Capítulo Seis: Obrigado pela sua defesa!
A sucessão de movimentos que acabara de executar foi fruto da combinação entre a nova velocidade adquirida por seu corpo, suas habilidades técnicas já existentes e a guerra psicológica travada com Weins e Griffin. Só assim conseguiu aquela assistência inesperada.
Seu entendimento do jogo era notável; afinal, não teria sido escolhido pelo time de Los Angeles sem essa capacidade. Naquela jogada, aproveitou-se do desconhecimento do adversário sobre ele — a imagem que tinham era apenas de alguém que acertara dois arremessos de três pontos.

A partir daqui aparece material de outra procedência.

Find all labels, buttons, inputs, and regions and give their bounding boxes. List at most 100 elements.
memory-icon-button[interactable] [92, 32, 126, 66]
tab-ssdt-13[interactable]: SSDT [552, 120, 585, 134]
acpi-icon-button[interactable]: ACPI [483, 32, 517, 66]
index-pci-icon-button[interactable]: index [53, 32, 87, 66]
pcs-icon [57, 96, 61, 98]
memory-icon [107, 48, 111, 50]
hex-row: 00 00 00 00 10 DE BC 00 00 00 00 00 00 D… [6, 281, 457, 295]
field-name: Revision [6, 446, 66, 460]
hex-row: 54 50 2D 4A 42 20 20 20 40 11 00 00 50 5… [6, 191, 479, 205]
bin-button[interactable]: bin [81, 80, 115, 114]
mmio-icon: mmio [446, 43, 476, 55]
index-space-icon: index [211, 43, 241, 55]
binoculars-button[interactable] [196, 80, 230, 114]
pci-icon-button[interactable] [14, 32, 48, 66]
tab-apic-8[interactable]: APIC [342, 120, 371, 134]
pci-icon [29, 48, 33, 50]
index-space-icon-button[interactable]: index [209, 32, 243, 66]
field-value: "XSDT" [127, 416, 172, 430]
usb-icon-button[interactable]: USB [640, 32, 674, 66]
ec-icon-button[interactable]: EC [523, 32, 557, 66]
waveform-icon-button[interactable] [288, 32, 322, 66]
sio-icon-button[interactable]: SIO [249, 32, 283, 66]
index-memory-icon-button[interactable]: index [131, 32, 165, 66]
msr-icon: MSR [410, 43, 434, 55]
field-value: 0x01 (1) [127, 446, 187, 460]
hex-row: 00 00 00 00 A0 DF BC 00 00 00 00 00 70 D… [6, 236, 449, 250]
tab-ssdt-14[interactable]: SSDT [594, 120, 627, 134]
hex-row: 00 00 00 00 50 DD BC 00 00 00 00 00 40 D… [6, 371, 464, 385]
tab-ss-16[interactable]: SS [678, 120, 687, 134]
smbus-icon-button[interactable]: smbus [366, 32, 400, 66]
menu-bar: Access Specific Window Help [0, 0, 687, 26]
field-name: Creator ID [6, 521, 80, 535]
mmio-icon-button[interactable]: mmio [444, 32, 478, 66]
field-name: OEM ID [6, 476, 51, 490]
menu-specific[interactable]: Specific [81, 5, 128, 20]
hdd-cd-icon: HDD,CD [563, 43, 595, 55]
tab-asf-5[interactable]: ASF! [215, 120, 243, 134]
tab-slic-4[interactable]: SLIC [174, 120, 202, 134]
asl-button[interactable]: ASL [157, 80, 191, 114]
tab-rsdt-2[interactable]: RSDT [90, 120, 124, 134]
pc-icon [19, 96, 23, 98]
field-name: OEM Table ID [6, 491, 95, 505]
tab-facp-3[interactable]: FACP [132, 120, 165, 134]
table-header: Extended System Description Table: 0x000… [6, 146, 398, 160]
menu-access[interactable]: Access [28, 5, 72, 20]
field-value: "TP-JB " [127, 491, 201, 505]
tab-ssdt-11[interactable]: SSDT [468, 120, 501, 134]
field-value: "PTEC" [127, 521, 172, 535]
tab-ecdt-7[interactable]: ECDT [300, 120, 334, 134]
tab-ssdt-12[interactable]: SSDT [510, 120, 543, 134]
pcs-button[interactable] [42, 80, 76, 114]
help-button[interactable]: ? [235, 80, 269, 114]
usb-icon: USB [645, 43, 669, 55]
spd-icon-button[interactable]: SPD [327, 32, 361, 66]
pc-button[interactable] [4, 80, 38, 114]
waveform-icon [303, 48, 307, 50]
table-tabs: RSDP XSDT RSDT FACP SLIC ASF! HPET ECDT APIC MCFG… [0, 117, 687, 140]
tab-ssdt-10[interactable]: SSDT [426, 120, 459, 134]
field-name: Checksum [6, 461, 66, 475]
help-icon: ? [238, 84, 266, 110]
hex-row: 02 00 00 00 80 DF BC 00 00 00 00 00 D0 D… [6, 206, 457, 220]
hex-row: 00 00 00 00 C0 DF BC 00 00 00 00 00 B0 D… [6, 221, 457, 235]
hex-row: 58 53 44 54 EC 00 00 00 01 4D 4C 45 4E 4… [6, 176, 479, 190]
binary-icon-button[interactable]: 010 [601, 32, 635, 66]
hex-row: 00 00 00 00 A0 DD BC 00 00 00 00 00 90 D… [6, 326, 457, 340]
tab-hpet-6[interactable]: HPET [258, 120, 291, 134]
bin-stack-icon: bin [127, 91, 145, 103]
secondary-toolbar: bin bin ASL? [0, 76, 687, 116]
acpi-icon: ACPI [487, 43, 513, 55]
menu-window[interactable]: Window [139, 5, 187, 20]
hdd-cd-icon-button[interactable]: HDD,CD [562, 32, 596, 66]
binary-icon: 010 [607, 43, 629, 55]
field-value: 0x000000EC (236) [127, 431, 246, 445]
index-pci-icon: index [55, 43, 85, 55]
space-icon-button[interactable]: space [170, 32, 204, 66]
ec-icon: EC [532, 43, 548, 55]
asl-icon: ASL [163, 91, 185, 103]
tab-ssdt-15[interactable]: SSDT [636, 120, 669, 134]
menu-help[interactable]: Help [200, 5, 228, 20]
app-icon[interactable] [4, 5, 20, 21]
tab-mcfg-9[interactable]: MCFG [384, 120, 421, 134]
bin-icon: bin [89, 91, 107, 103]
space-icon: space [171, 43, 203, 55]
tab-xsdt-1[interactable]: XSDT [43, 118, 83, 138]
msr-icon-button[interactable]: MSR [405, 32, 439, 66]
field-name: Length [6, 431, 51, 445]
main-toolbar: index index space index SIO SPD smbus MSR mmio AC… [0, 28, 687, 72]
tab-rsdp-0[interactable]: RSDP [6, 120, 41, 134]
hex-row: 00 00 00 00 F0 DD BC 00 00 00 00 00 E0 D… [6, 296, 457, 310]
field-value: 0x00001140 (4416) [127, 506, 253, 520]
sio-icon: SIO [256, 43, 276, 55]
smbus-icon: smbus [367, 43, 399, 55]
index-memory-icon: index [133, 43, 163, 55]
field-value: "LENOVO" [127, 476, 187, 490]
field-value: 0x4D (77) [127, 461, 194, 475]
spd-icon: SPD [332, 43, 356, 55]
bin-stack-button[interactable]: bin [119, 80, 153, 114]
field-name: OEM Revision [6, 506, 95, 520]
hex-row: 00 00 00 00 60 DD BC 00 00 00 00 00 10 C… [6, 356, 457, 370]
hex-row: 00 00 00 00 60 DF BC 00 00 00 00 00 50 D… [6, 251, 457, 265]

Ele iniciou um ataque repentino, usando a velocidade para desorganizar a defesa do time rival, atraindo Griffin e, finalmente, servindo Gasol para a finalização.
Teve também uma dose de sorte: Griffin reagiu de maneira impulsiva na defesa, deixando Gasol livre. Se Griffin tivesse permanecido firme no garrafão, diante de Jordan, uma tentativa de bandeja de Chen provavelmente seria bloqueada pelo pivô, acostumado a registrar três tocos por jogo.
Mas o mundo não é feito de hipóteses. Chen conseguiu a assistência.
Após esse lance, o time de Los Angeles estava apenas quatro pontos atrás; desde que Chen entrou em quadra, o time havia reduzido a diferença em dez pontos!
O olhar de Kobe agora carregava nuances indecifráveis; por vezes, seus olhos repousavam sobre Chen, como se avaliasse cuidadosamente. No time, a influência de Kobe era enorme; Chen sabia que, se conquistasse a simpatia de Kobe e do treinador Mike Brown, suas chances de permanecer aumentariam consideravelmente.
Para ganhar esse respeito, teria de ser decisivo para as vitórias. E agora, seu time estava apenas quatro pontos atrás.
Do outro lado, o time rival parecia testar formações, sem demonstrar pressa ou preocupação, mantendo o jogo e sem pedir tempo. Na próxima posse, Griffin mostrou sua força, avançando decidido e, ao se comprometer com o ataque, tornou-se imparável, garantindo mais dois pontos para o time rival.
O ataque voltou para seu time.
A sorte parecia sorrir para Chen; após uma disputa intensa, sua energia já estava bastante consumida. Weins defendia agressivamente, e Bilups quase conseguiu roubá-lo, mas Chen reagiu rapidamente, passando a bola para Clark, que converteu o arremesso.
Agora, Chen acumulava seis pontos e duas assistências.
Restavam apenas dois pontos para o objetivo de oito pontos e duas assistências!
Porém, o placar continuava com seu time quatro pontos atrás. Chen começou a se preocupar: talvez os técnicos pedissem tempo e voltassem com os titulares para buscar o resultado. Se isso acontecesse, com poucos minutos restantes, talvez não voltasse a jogar; apesar de sua contribuição, sem completar a missão, não ganharia pontos de atributos, e isso comprometeria seu desempenho na próxima partida.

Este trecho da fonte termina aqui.